The land is fertile as there are sparse forests south and south east slowly catching up over the rubbles, where the mountainous region begins. It seems to be going similarly on the north western edges we're very far away from.

 

And best of all, we don't feel any putrid aura nor any malevolent daiûa intent in the air.

It's ideal... We'll just need to boil and distillate sea water if we can't find a clean spring, or a hidden river with fresh water. There's a fair chance there is one somewhere, so it's the only small inconvenience I can find.

 

Should we?

In this land of art and history museums covering every spot of the earth...

 

R - Well... Why not?

 

We don't really have anywhere else to go, and here sure is beautiful.

We may not stay there forever; but we can settle around this area for a while.

We'll see how we do.

And we've been unable to figure out if it was Istanbul, but for the sake of it, we'll say it was.

We hardly can imagine a city looking more impressive anyway. It wasn't nicknamed the queen of cities for nothing.

 

R - Alright then.
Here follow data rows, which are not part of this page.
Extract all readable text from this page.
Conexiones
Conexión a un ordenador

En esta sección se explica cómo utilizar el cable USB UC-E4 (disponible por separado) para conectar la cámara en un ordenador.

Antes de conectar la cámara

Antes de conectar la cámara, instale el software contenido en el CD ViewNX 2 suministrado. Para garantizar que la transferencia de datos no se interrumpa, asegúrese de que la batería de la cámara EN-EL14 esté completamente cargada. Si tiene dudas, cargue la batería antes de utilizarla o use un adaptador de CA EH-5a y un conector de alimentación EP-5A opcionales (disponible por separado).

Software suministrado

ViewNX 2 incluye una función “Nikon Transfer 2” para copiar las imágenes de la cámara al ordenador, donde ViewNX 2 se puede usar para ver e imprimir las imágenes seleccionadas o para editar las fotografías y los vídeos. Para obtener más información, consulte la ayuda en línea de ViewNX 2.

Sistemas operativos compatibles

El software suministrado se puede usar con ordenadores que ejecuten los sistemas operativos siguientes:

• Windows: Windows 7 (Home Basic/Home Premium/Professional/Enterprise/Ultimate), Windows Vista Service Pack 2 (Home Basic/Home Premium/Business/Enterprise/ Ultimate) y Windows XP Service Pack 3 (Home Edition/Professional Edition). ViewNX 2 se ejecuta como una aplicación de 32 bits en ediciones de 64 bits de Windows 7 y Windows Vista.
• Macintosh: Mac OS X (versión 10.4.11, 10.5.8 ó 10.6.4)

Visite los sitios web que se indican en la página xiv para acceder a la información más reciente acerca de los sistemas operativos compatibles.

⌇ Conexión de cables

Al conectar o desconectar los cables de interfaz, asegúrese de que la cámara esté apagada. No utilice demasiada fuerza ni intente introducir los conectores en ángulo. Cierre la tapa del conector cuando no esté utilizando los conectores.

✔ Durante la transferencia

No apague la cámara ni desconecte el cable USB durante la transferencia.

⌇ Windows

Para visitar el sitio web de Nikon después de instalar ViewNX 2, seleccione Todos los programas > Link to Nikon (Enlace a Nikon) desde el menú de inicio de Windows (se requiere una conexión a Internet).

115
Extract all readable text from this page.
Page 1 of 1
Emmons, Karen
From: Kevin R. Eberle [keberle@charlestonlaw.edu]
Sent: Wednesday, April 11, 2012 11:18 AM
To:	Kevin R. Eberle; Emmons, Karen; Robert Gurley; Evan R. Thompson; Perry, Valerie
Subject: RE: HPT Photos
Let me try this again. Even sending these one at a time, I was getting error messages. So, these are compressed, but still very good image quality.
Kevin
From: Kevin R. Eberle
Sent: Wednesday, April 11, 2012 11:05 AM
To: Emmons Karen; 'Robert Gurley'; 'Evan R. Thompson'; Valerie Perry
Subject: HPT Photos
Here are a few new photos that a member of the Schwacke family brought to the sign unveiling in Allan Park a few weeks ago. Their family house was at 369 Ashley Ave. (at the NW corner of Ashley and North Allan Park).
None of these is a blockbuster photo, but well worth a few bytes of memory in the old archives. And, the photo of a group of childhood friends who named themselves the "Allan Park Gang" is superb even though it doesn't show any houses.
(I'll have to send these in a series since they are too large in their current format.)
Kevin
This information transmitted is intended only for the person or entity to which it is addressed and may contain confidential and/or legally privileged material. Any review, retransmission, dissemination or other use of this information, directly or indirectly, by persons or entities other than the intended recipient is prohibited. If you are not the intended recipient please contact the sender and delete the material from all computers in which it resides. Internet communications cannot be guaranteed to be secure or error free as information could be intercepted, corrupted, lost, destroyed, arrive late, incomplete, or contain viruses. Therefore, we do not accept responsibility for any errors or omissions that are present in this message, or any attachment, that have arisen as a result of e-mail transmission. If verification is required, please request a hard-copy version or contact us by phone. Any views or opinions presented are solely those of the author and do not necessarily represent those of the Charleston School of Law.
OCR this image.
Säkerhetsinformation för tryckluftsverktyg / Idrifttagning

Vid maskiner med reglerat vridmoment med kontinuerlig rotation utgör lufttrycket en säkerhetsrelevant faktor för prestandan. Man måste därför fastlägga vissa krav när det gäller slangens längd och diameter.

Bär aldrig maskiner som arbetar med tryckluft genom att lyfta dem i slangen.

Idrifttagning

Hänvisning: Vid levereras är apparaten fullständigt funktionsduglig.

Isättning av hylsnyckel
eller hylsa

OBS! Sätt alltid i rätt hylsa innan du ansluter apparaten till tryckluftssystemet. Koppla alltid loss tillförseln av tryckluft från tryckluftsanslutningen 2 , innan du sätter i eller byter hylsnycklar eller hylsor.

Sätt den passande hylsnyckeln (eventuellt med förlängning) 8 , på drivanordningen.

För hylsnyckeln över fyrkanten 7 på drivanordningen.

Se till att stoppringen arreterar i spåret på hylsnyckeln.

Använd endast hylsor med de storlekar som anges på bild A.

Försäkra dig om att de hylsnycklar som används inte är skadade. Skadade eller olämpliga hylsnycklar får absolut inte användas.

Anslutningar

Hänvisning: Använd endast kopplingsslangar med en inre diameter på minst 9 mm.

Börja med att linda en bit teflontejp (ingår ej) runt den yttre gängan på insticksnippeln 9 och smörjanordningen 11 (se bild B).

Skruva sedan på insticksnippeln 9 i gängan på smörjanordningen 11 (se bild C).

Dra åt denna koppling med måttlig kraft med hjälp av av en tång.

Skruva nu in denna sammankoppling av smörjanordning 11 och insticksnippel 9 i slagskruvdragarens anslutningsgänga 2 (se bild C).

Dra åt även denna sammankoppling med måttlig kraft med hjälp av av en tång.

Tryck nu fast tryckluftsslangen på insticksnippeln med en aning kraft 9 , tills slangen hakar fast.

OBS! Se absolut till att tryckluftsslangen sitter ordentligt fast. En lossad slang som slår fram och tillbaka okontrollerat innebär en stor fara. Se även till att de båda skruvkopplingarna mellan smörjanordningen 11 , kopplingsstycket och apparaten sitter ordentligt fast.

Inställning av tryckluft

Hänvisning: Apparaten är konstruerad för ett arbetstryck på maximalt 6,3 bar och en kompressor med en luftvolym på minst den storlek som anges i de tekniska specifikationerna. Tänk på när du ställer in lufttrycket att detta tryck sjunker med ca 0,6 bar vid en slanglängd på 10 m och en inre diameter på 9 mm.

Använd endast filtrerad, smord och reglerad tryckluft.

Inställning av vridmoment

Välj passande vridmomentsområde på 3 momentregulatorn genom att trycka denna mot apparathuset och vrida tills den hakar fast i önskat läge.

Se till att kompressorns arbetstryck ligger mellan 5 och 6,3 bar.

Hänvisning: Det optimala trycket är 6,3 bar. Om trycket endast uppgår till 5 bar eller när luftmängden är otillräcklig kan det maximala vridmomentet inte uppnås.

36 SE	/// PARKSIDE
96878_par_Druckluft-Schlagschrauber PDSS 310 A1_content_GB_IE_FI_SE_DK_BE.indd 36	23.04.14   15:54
Let's settle in this area for a time. We can stop being nomads for a while, I think you're right.

B - Yes! Maybe it won't be for fifty years, but it could be really nice to live here for now... Let's build ourselves a place that can last and see how living together here goes.

R - It's agreed.

 

We share a kiss. For the first time in a while.

 

B - You have a few grey hair there.

R - You're not getting younger either...

 

More than the teasing, we have to stop and think for a fair moment to figure out how old we are.

It takes more complex calculations and leaps of logic than it usually would...

 

Each time I was resurrected, my body was new technically, but already adult. And it sensibly kept aging at a normal rate at the very least. The last times my body was renewed, I can tell it also kept some memory of this aging. Was it real or just my imagination though?

 

R - So... Assuming I kept aging normally since I arrived, and you as well... from how old we were in Summer 1925... We can theorize that... I'm about 32 now, and you... Oh but since you arrived a few years later, there's a wider age gap between us than before...

B - You're around thirty and I'm around twenty. Close enough. À une vache près hein? Good enough for me!

 

What did she say? Bleue is laughing. Ana as well? Okay I give up.

True, it didn't matter really much to begin with.

 

We begin to look around in the distance toward the shrubs covered hills in the distance, where we might choose to settle.